Operators can't keep users locked in any more. They must embrace IP or embrace their destruction
Written by Leader , Contributor

In medieval times, walled gardens were all the rage. They offered protection and warmth, and nurture for precious plants away from the tough conditions outside.

Walled gardens are also very popular -- at least, very common -- in today's mobile market. By restricting customer access to servers, mobile operators profit from expensive voice calls, text and multimedia messages and Web access.

But if you confine yourself behind closed walls you can't see what's happening outside. Today, the mobile walled gardens stand in peril. Soon they will have gone, taking the less hardy operators with them.

IP changes everything. That's been known by the few for a long time, by most of us for a while. The mobile operators, though, still want to pretend otherwise. It's easy to see why. VoIP means an end to plump mobile voice tariffs. Next to web-based email, text messages look like a rip-off. Being able to upload photos to Flickr means not paying 50p to send a single multimedia message. That's an unpleasant truth if you're used to collecting that 50p.

So unpleasant, in fact, that many operators still have their fingers in their ears and their heads in the sand - which is no mean feat. Google is actually being lobbied by mobile firms who are unhappy that their customers are using Google Mobile Maps. A better approach is to compete on quality, by building a better search product than Google. If that's beyond them, then they should simply charge for network access and be delighted that Google is providing such great services for their customer base. Pretending it's not happening, that you can stop it or it's going away just means a braver operator will take your users away.
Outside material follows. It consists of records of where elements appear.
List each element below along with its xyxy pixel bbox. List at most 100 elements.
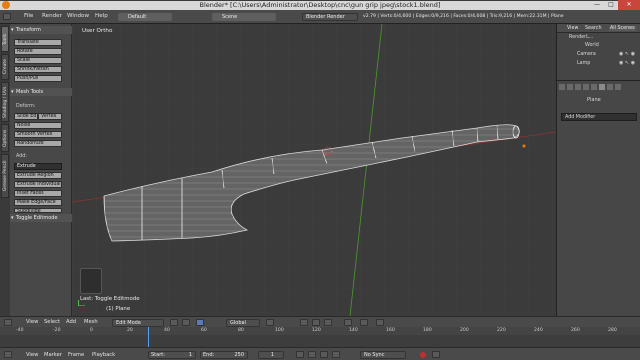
rotate-button[interactable]: Rotate bbox=[14, 48, 62, 55]
inset-faces-button[interactable]: Inset Faces bbox=[14, 190, 62, 197]
vertex-select-icon[interactable] bbox=[300, 319, 308, 326]
keying-set-icon[interactable] bbox=[432, 351, 440, 358]
translate-button[interactable]: Translate bbox=[14, 39, 62, 46]
editor-type-icon[interactable] bbox=[4, 319, 12, 326]
modifiers-wrench-icon[interactable] bbox=[599, 84, 605, 90]
menu-help[interactable]: Help bbox=[95, 13, 108, 19]
close-button[interactable]: ✕ bbox=[618, 0, 640, 10]
outliner-item-renderlayers[interactable]: RenderL... bbox=[569, 35, 593, 40]
ndof-navigation-icon[interactable] bbox=[80, 268, 102, 294]
outliner-search-menu[interactable]: Search bbox=[585, 26, 601, 31]
play-reverse-icon[interactable] bbox=[308, 351, 316, 358]
scene-tab-icon[interactable] bbox=[567, 84, 573, 90]
viewport-shading-icon[interactable] bbox=[170, 319, 178, 326]
render-engine-select[interactable]: Blender Render bbox=[302, 13, 358, 21]
menu-render[interactable]: Render bbox=[42, 13, 62, 19]
window-controls: — □ ✕ bbox=[590, 0, 640, 10]
sync-mode-select[interactable]: No Sync bbox=[360, 351, 406, 359]
tab-create[interactable]: Create bbox=[1, 54, 9, 80]
render-preview-icon[interactable] bbox=[376, 319, 384, 326]
pivot-point-icon[interactable] bbox=[182, 319, 190, 326]
outliner: View Search All Scenes RenderL... World … bbox=[556, 24, 640, 80]
mesh-tools-panel-header[interactable]: Mesh Tools bbox=[10, 88, 72, 96]
screen-layout-field[interactable]: Default bbox=[118, 13, 172, 21]
tab-tools[interactable]: Tools bbox=[1, 26, 9, 52]
play-icon[interactable] bbox=[320, 351, 328, 358]
timeline[interactable]: -40 -20 0 20 40 60 80 100 120 140 160 180 200 220 240 2… bbox=[0, 327, 640, 347]
manipulator-toggle-icon[interactable] bbox=[196, 319, 204, 326]
current-frame-line[interactable] bbox=[148, 327, 149, 347]
edge-select-icon[interactable] bbox=[312, 319, 320, 326]
material-tab-icon[interactable] bbox=[615, 84, 621, 90]
data-tab-icon[interactable] bbox=[607, 84, 613, 90]
menu-add[interactable]: Add bbox=[66, 319, 76, 325]
transform-panel-header[interactable]: Transform bbox=[10, 26, 72, 34]
current-frame-field[interactable]: 1 bbox=[258, 351, 284, 359]
tab-options[interactable]: Options bbox=[1, 124, 9, 152]
minimize-button[interactable]: — bbox=[590, 0, 604, 10]
randomize-button[interactable]: Randomize bbox=[14, 140, 62, 147]
constraints-tab-icon[interactable] bbox=[591, 84, 597, 90]
extrude-individual-button[interactable]: Extrude Individual bbox=[14, 181, 62, 188]
outliner-item-lamp[interactable]: Lamp bbox=[577, 61, 590, 66]
render-tab-icon[interactable] bbox=[559, 84, 565, 90]
timeline-ruler-tick: 20 bbox=[127, 328, 133, 333]
proportional-edit-icon[interactable] bbox=[344, 319, 352, 326]
timeline-ruler[interactable]: -40 -20 0 20 40 60 80 100 120 140 160 180 200 220 240 2… bbox=[0, 327, 640, 335]
extrude-region-button[interactable]: Extrude Region bbox=[14, 172, 62, 179]
menu-window[interactable]: Window bbox=[67, 13, 89, 19]
menu-file[interactable]: File bbox=[24, 13, 33, 19]
scale-button[interactable]: Scale bbox=[14, 57, 62, 64]
menu-view[interactable]: View bbox=[26, 319, 38, 325]
subdivide-button[interactable]: Subdivide bbox=[14, 208, 62, 213]
outliner-item-camera[interactable]: Camera bbox=[577, 52, 596, 57]
layer-icon[interactable] bbox=[266, 319, 274, 326]
timeline-menu-view[interactable]: View bbox=[26, 352, 38, 358]
timeline-menu-frame[interactable]: Frame bbox=[68, 352, 84, 358]
slide-edge-button[interactable]: Slide Ed bbox=[14, 113, 38, 120]
noise-button[interactable]: Noise bbox=[14, 122, 62, 129]
jump-start-icon[interactable] bbox=[296, 351, 304, 358]
camera-visibility-eye-icon[interactable]: ◉ ↖ ◉ bbox=[619, 51, 635, 57]
scene-field[interactable]: Scene bbox=[212, 13, 276, 21]
push-pull-button[interactable]: Push/Pull bbox=[14, 75, 62, 82]
window-title: Blender* [C:\Users\Administrator\Desktop… bbox=[0, 1, 640, 10]
end-frame-field[interactable]: End: 250 bbox=[200, 351, 248, 359]
snap-icon[interactable] bbox=[360, 319, 368, 326]
lamp-visibility-eye-icon[interactable]: ◉ ↖ ◉ bbox=[619, 60, 635, 66]
smooth-vertex-button[interactable]: Smooth Vertex bbox=[14, 131, 62, 138]
object-tab-icon[interactable] bbox=[583, 84, 589, 90]
outliner-item-world[interactable]: World bbox=[585, 43, 599, 48]
viewport-canvas[interactable] bbox=[72, 24, 556, 316]
timeline-ruler-tick: 40 bbox=[164, 328, 170, 333]
tab-grease-pencil[interactable]: Grease Pencil bbox=[1, 154, 9, 198]
info-header: File Render Window Help Default Scene Bl… bbox=[0, 10, 640, 24]
start-frame-field[interactable]: Start: 1 bbox=[148, 351, 196, 359]
jump-end-icon[interactable] bbox=[332, 351, 340, 358]
timeline-menu-marker[interactable]: Marker bbox=[44, 352, 62, 358]
make-edge-face-button[interactable]: Make Edge/Face bbox=[14, 199, 62, 206]
timeline-editor-icon[interactable] bbox=[4, 351, 12, 358]
maximize-button[interactable]: □ bbox=[604, 0, 618, 10]
world-tab-icon[interactable] bbox=[575, 84, 581, 90]
add-modifier-select[interactable]: Add Modifier bbox=[561, 113, 637, 121]
slide-vertex-button[interactable]: Vertex bbox=[38, 113, 62, 120]
outliner-display-select[interactable]: All Scenes bbox=[609, 25, 636, 31]
3d-viewport[interactable]: User Ortho Last: Toggle Editmode (1) Pla… bbox=[72, 24, 556, 316]
extrude-select[interactable]: Extrude bbox=[14, 163, 62, 170]
menu-select[interactable]: Select bbox=[44, 319, 60, 325]
timeline-ruler-tick: -40 bbox=[16, 328, 24, 333]
face-select-icon[interactable] bbox=[324, 319, 332, 326]
viewport-header: View Select Add Mesh Edit Mode Global bbox=[0, 316, 640, 327]
info-editor-icon[interactable] bbox=[3, 13, 11, 20]
timeline-ruler-tick: 200 bbox=[460, 328, 469, 333]
shrink-fatten-button[interactable]: Shrink/Fatten bbox=[14, 66, 62, 73]
menu-mesh[interactable]: Mesh bbox=[84, 319, 98, 325]
toggle-editmode-header[interactable]: Toggle Editmode bbox=[10, 214, 72, 222]
tab-shading-uvs[interactable]: Shading / UVs bbox=[1, 82, 9, 122]
timeline-menu-playback[interactable]: Playback bbox=[92, 352, 115, 358]
transform-orientation-select[interactable]: Global bbox=[226, 319, 260, 327]
outliner-view-menu[interactable]: View bbox=[567, 26, 578, 31]
auto-keying-icon[interactable] bbox=[420, 352, 426, 358]
mode-select[interactable]: Edit Mode bbox=[112, 319, 164, 327]
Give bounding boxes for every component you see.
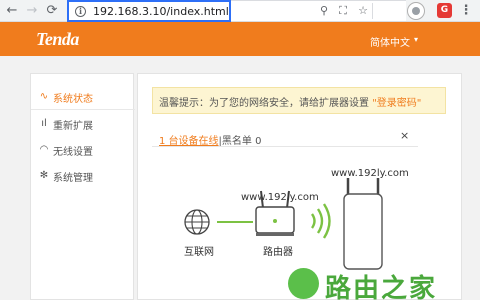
tenda-logo: Tenda (36, 29, 79, 49)
language-selector[interactable]: 简体中文 (370, 34, 410, 49)
sidebar-item-system[interactable]: ✻ 系统管理 (31, 163, 135, 189)
gear-icon: ✻ (39, 170, 49, 181)
signal-icon: ıl (41, 118, 47, 129)
watermark: 路由之家 (277, 266, 480, 300)
arrow-right-icon[interactable]: → (24, 3, 40, 19)
browser-toolbar: ← → ⟳ i 192.168.3.10/index.html ⚲ ⛶ ☆ G … (0, 0, 480, 22)
watermark-text: 路由之家 (325, 274, 438, 300)
watermark-logo-icon (288, 268, 319, 299)
adblock-icon[interactable]: G (437, 3, 452, 18)
sidebar-item-label: 系统管理 (53, 173, 93, 184)
sidebar-item-re-extend[interactable]: ıl 重新扩展 (31, 111, 135, 137)
sidebar-item-label: 重新扩展 (53, 121, 93, 132)
app-header: Tenda 简体中文 ▾ (0, 22, 480, 56)
translate-icon[interactable]: ⛶ (335, 3, 351, 19)
router-ssid-label: www.192ly.com (241, 192, 319, 203)
extender-ssid-label: www.192ly.com (331, 168, 409, 179)
arrow-left-icon[interactable]: ← (4, 3, 20, 19)
toolbar-divider (372, 3, 373, 19)
sidebar: ∿ 系统状态 ıl 重新扩展 ◠ 无线设置 ✻ 系统管理 (30, 73, 135, 300)
extension-icon[interactable] (407, 2, 425, 20)
info-icon[interactable]: i (75, 6, 86, 17)
chevron-down-icon[interactable]: ▾ (414, 35, 418, 44)
sidebar-item-wireless[interactable]: ◠ 无线设置 (31, 137, 135, 163)
wifi-icon: ◠ (39, 144, 49, 155)
internet-label: 互联网 (184, 247, 214, 258)
star-icon[interactable]: ☆ (355, 3, 371, 19)
url-text[interactable]: 192.168.3.10/index.html (93, 5, 229, 18)
address-bar[interactable]: i 192.168.3.10/index.html (67, 0, 231, 22)
sidebar-item-label: 系统状态 (53, 94, 93, 105)
zoom-icon[interactable]: ⚲ (316, 3, 332, 19)
extender-icon (343, 178, 383, 270)
wireless-signal-icon (310, 203, 331, 239)
menu-icon[interactable]: ⋮ (458, 3, 474, 19)
router-label: 路由器 (263, 247, 293, 258)
sidebar-item-label: 无线设置 (53, 147, 93, 158)
page-body: ∿ 系统状态 ıl 重新扩展 ◠ 无线设置 ✻ 系统管理 温馨提示：为了您的网络… (0, 56, 480, 300)
sidebar-item-status[interactable]: ∿ 系统状态 (31, 84, 135, 110)
pulse-icon: ∿ (39, 91, 49, 102)
globe-icon (184, 209, 210, 235)
reload-icon[interactable]: ⟳ (44, 3, 60, 19)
That's started. Earlier this month, we saw that 3 is taking the brave step of offering a flat-rate mobile broadband package, which includes free access to Skype. Although we don't know how much it will cost, 3 still deserves plaudits for recognising that it can't keep these services out and that it can still make a business from providing things that its customers want.

IT professionals and business people need to protect themselves from this. Talk to your mobile provider. Find out where they'll be in a year's time. If they're still planning on hiding behind their garden wall, then you need to get out before you get hit by the flying masonry. Let them get buried beneath the rubble: there are fresher pastures in the open air.